今回の相談者は、潤沢な金融資産を保有する45歳の主婦。住宅ローン減税が終了するタイミングでこの資産を繰り上げ返済に回すか、投資に回すか悩んでいるといいます。FPの高山一恵氏がお答えします。
今年度末で住宅ローンが10年を迎え、住宅ローン減税が終わります。今ある現金をローンの返済にあてるべきか、ローンを返済せずに運用に回すべきか、悩んでいます。現在、住宅ローンは変動金利0.6%で借りています。

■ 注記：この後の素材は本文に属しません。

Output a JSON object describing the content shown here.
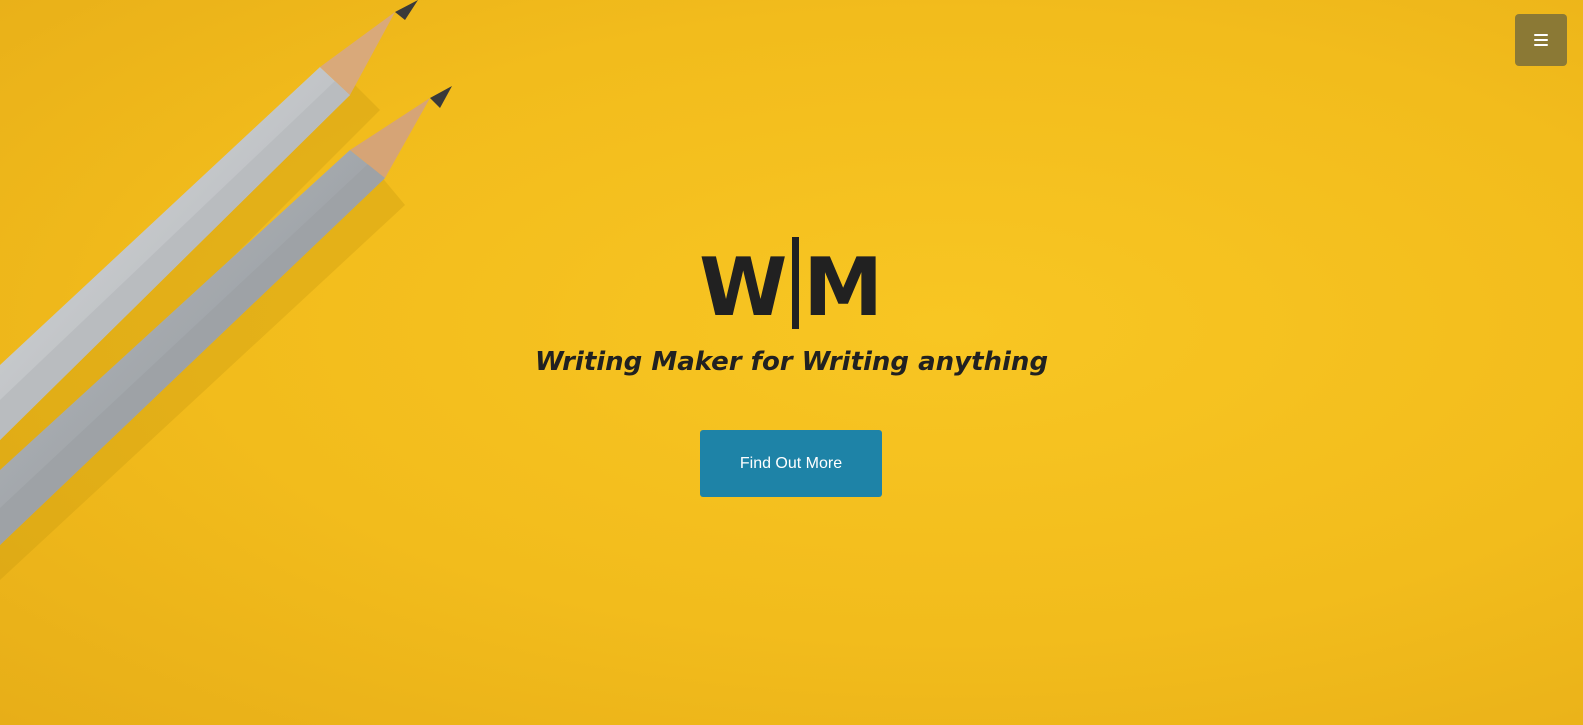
{
  "header": {
    "menu_icon": "hamburger-menu-icon"
  },
  "hero": {
    "logo_left": "W",
    "logo_right": "M",
    "tagline": "Writing Maker for Writing anything",
    "cta_label": "Find Out More",
    "background_color": "#f5c11f",
    "cta_color": "#1e83a7",
    "menu_button_color": "#8b7935"
  }
}
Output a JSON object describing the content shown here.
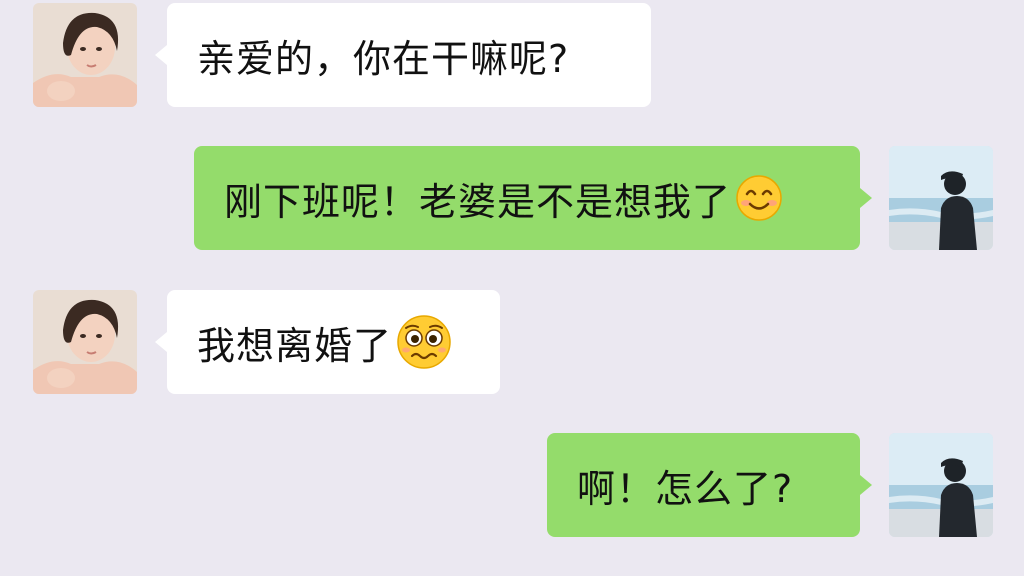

今のところ夫婦でiDeCoとNISAは始める予定です。子供のためにジュニアNISAも始めようと思っています。それ以外の余剰金で新たに投資信託を購入するか、もしくは早々に住宅ローンを返済してしまうか、どちらがいいのでしょうか。娘の高校、大学の学費がこれから必要になってくるので、あまりリスクは取りたくないと考えています。アドバイスよろしくお願いいたします。
〈相談者プロフィール〉
・女性、45歳、既婚(夫:会社員)、子供1人(私立中2)
・職業:パート
・居住形態:持ち家(戸建て)
・手取りの世帯月収:65万円
(夫:55万円、妻:10万円)
・手取り年間ボーナス:200万円(夫)
・毎月の支出目安:55万円ほど
・貯金:3600万円
・投資:600万円
・負債(住宅ローン):4000万円
高山: ご相談ありがとうございます。今ある貯蓄を資産運用に回すか、住宅ローンの繰上げ返済にあてるか、迷われているとのこと。

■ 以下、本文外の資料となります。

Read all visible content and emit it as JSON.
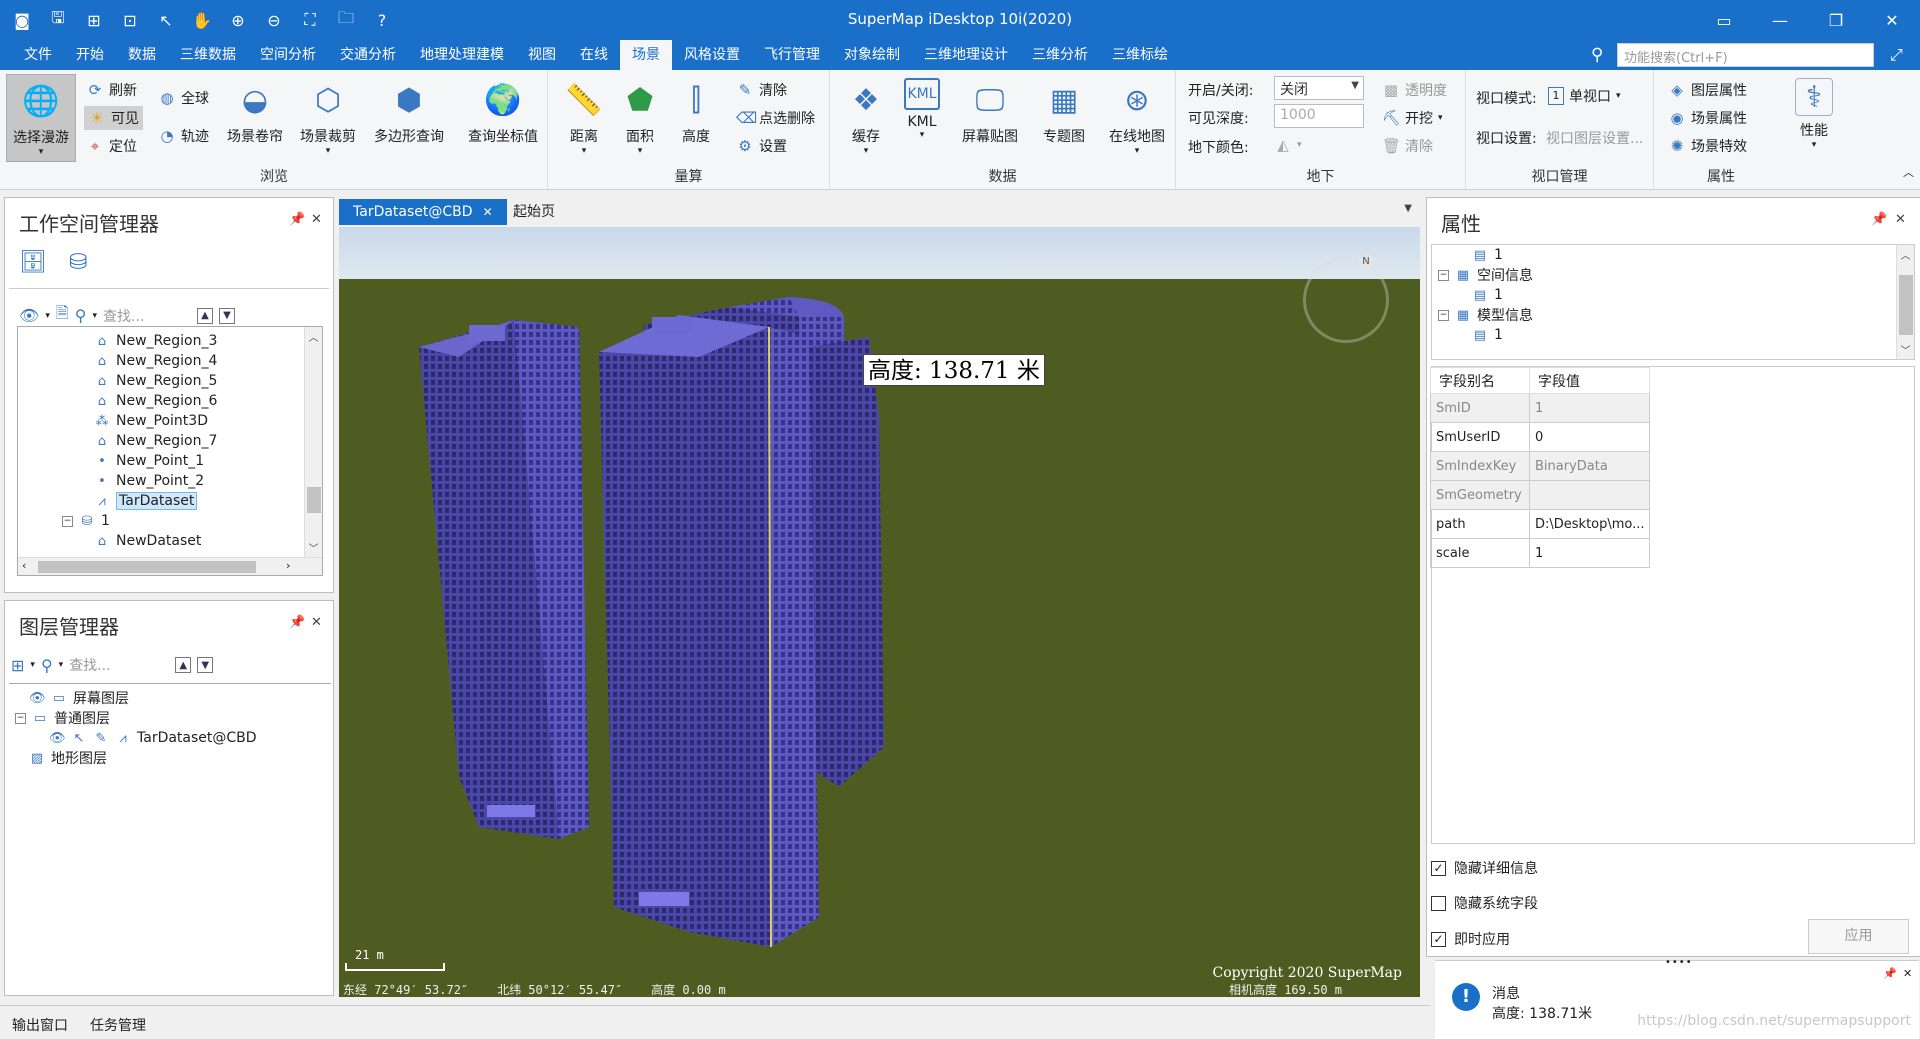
{
  "window": {
    "title": "SuperMap iDesktop 10i(2020)"
  },
  "menu": {
    "tabs": [
      "文件",
      "开始",
      "数据",
      "三维数据",
      "空间分析",
      "交通分析",
      "地理处理建模",
      "视图",
      "在线",
      "场景",
      "风格设置",
      "飞行管理",
      "对象绘制",
      "三维地理设计",
      "三维分析",
      "三维标绘"
    ],
    "active_tab": "场景",
    "search_placeholder": "功能搜索(Ctrl+F)"
  },
  "ribbon": {
    "browse": {
      "label": "浏览",
      "select_roam": "选择漫游",
      "refresh": "刷新",
      "visible": "可见",
      "locate": "定位",
      "globe": "全球",
      "track": "轨迹",
      "scene_roll": "场景卷帘",
      "scene_clip": "场景裁剪",
      "polygon_query": "多边形查询"
    },
    "measure": {
      "label": "量算",
      "query_coord": "查询坐标值",
      "distance": "距离",
      "area": "面积",
      "height": "高度",
      "clear": "清除",
      "select_delete": "点选删除",
      "settings": "设置"
    },
    "data": {
      "label": "数据",
      "cache": "缓存",
      "kml": "KML",
      "screen_paste": "屏幕贴图",
      "thematic": "专题图",
      "online_map": "在线地图"
    },
    "underground": {
      "label": "地下",
      "onoff_label": "开启/关闭:",
      "onoff_value": "关闭",
      "depth_label": "可见深度:",
      "depth_value": "1000",
      "color_label": "地下颜色:",
      "transparency": "透明度",
      "excavate": "开挖",
      "clear": "清除"
    },
    "viewport": {
      "label": "视口管理",
      "mode_label": "视口模式:",
      "mode_value": "单视口",
      "mode_num": "1",
      "settings_label": "视口设置:",
      "settings_value": "视口图层设置..."
    },
    "properties": {
      "label": "属性",
      "layer_props": "图层属性",
      "scene_props": "场景属性",
      "scene_effects": "场景特效",
      "performance": "性能"
    }
  },
  "workspace": {
    "title": "工作空间管理器",
    "find_placeholder": "查找...",
    "items": [
      {
        "label": "New_Region_3",
        "icon": "region-icon"
      },
      {
        "label": "New_Region_4",
        "icon": "region-icon"
      },
      {
        "label": "New_Region_5",
        "icon": "region-icon"
      },
      {
        "label": "New_Region_6",
        "icon": "region-icon"
      },
      {
        "label": "New_Point3D",
        "icon": "point3d-icon"
      },
      {
        "label": "New_Region_7",
        "icon": "region-icon"
      },
      {
        "label": "New_Point_1",
        "icon": "point-icon"
      },
      {
        "label": "New_Point_2",
        "icon": "point-icon"
      },
      {
        "label": "TarDataset",
        "icon": "model-icon"
      },
      {
        "label": "1",
        "icon": "datasource-icon"
      },
      {
        "label": "NewDataset",
        "icon": "region-icon"
      }
    ]
  },
  "layers": {
    "title": "图层管理器",
    "find_placeholder": "查找...",
    "screen_layer": "屏幕图层",
    "normal_layer": "普通图层",
    "model_layer": "TarDataset@CBD",
    "terrain_layer": "地形图层"
  },
  "document": {
    "tabs": [
      "TarDataset@CBD",
      "起始页"
    ],
    "active_tab": "TarDataset@CBD"
  },
  "scene": {
    "measure_label": "高度: 138.71 米",
    "scale": "21 m",
    "copyright": "Copyright 2020 SuperMap",
    "longitude": "东经 72°49′ 53.72″",
    "latitude": "北纬 50°12′ 55.47″",
    "altitude": "高度 0.00 m",
    "camera_height": "相机高度 169.50 m"
  },
  "properties": {
    "title": "属性",
    "tree": [
      {
        "label": "1",
        "level": 2
      },
      {
        "label": "空间信息",
        "level": 1
      },
      {
        "label": "1",
        "level": 2
      },
      {
        "label": "模型信息",
        "level": 1
      },
      {
        "label": "1",
        "level": 2
      }
    ],
    "headers": {
      "alias": "字段别名",
      "value": "字段值"
    },
    "rows": [
      {
        "field": "SmID",
        "value": "1",
        "system": true
      },
      {
        "field": "SmUserID",
        "value": "0",
        "system": false
      },
      {
        "field": "SmIndexKey",
        "value": "BinaryData",
        "system": true
      },
      {
        "field": "SmGeometry",
        "value": "",
        "system": true
      },
      {
        "field": "path",
        "value": "D:\\Desktop\\mo...",
        "system": false
      },
      {
        "field": "scale",
        "value": "1",
        "system": false
      }
    ],
    "hide_detail": "隐藏详细信息",
    "hide_system": "隐藏系统字段",
    "instant_apply": "即时应用",
    "apply": "应用"
  },
  "message": {
    "title": "消息",
    "text": "高度: 138.71米",
    "watermark": "https://blog.csdn.net/supermapsupport"
  },
  "bottom": {
    "output": "输出窗口",
    "tasks": "任务管理"
  }
}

現在の住宅ローンの金利水準は、史上最低水準の低さですから、運用した方が良いのではと迷ってしまうのもわかります。とはいえ、投資は増える可能性もありますが、減る可能性もあります。ご相談者さんは、貯金もそれなりにお持ちなので、バランスをとって両方行うのが良いのではないかと思います。詳細な状況を把握できていないので、考え方のポイントをお伝えできればと思います。
まずは、手元にある資産を目的別に3つに整理する
ご相談者さんは、既に貯金が3600万円、投資商品の時価が600万円と、まとまった資産をお持ちですが、まずは、資産運用をするにしても、繰上げ返済をするにしても、どれ位の金額を使えるのかを把握することが大切です。そのためには、貯金の3600万円の使い道を目的別に整理してみましょう。
まず、お金を 「日々出入りするお金」「5年以内に使い道が決まっているお金」「将来のためのお金」 に分けてみましょう。

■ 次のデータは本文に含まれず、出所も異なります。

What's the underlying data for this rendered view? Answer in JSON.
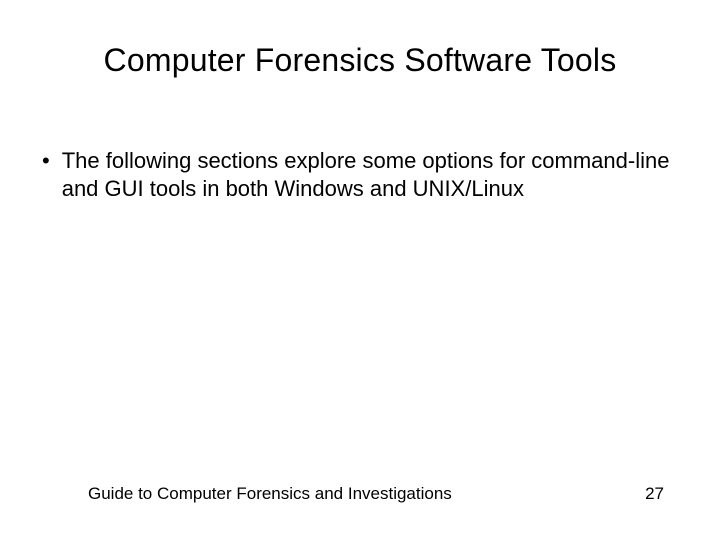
{
  "slide": {
    "title": "Computer Forensics Software Tools",
    "bullets": [
      {
        "text": "The following sections explore some options for command-line and GUI tools in both Windows and UNIX/Linux"
      }
    ],
    "footer": {
      "left": "Guide to Computer Forensics and Investigations",
      "page_number": "27"
    }
  }
}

日々出入りするお金とは、もしもの場合に備えるお金や日常生活費です。もしもの場合に備えて、生活費の6ヵ月~1年分は確保しておきましょう。貯蓄がまったくない人の場合は、まずは生活費の6ヶ月〜1年分を目指したいところ。日々出入りするお金は出し入れしやすい普通預金口座で貯めておくとよいでしょう。
子どもの教育費や留学費用など、5年以内に使い道が決まっているお金は、使うまでに時間はありますが、使う時に元本が割れていると困りますから、普通預金よりも少し利回りがよく安全性が高い定期預金や国債などへ預けるとよいでしょう。
日々出入りするお金、5年以内に使い道が決まっているお金を把握したら、それ以外の余裕資金で、資産運用や繰上げ返済を考えることになります。現在借り入れをしている住宅ローンの金利が0.6%ということなので、住宅ローンの金利以上の利回りで運用できる商品は多数あるでしょう。ですから、余裕資金を運用に回すのも良いですが、これから将来に向けて、iDeCoやNISAなどの投資も始めるようですので、余裕資金については、一部を運用にまわしつつ、一部のお金は繰上げ返済に回して両方行うのがよいでしょう。